Cortó su lectura cuando por fin lo percibió. Un libro amarillado, físico, con hojas de papel plastificado y una portada llena de motivos amorosos. «Paradisea With Me», era el título de éste colocado en el anverso, y no hizo falta que se aclarara el autor para descubrir a quién pertenecía tal pretenciosísima obra, por lo menos de muy altivo rótulo.

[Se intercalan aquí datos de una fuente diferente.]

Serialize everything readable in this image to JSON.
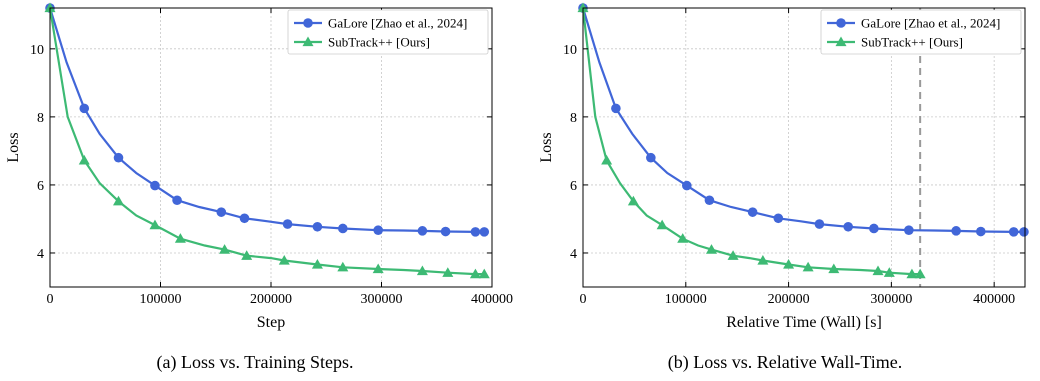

"Oh, Naruto, me interrumpes en un momento precioso de introspección externo-espacial." Dijo de un modo melodramático Ebisu, sus pupilas, oculares similares de las de un telescopio, se salieron de la uniformidad plana y negra del ciberlente. Sus manos de alargadas y finas prótesis metálicas tantearon sus propias sienes, entretanto acomodaba la longitud de visión, excavando de su piel cada gramo de información.

"Siempre dices lo mismo. No cambio tanto, y soy fiel a mi matasanos." Dijo Naruto.

"No nos vemos hace varias semanas. ¿Qué clase de matasanos de confianza soy, que no me visitas aunque se te caiga uno de tus brazos?"

"Tienes la suerte, o la infortuna, de que no me averío muy seguido. Soy un profesional. Es lo que hay." Cercioró Naruto, divisando con cuidado sus alrededores. Todo limpio. "Si fuera un patán desgraciado, tal vez tendrías más trabajo y, por lo tanto, mayores ingresos. Mis heridas son tus ingresos." Naruto se arrellanó con mejor comodidad ahora que supo que Ebi vino solo.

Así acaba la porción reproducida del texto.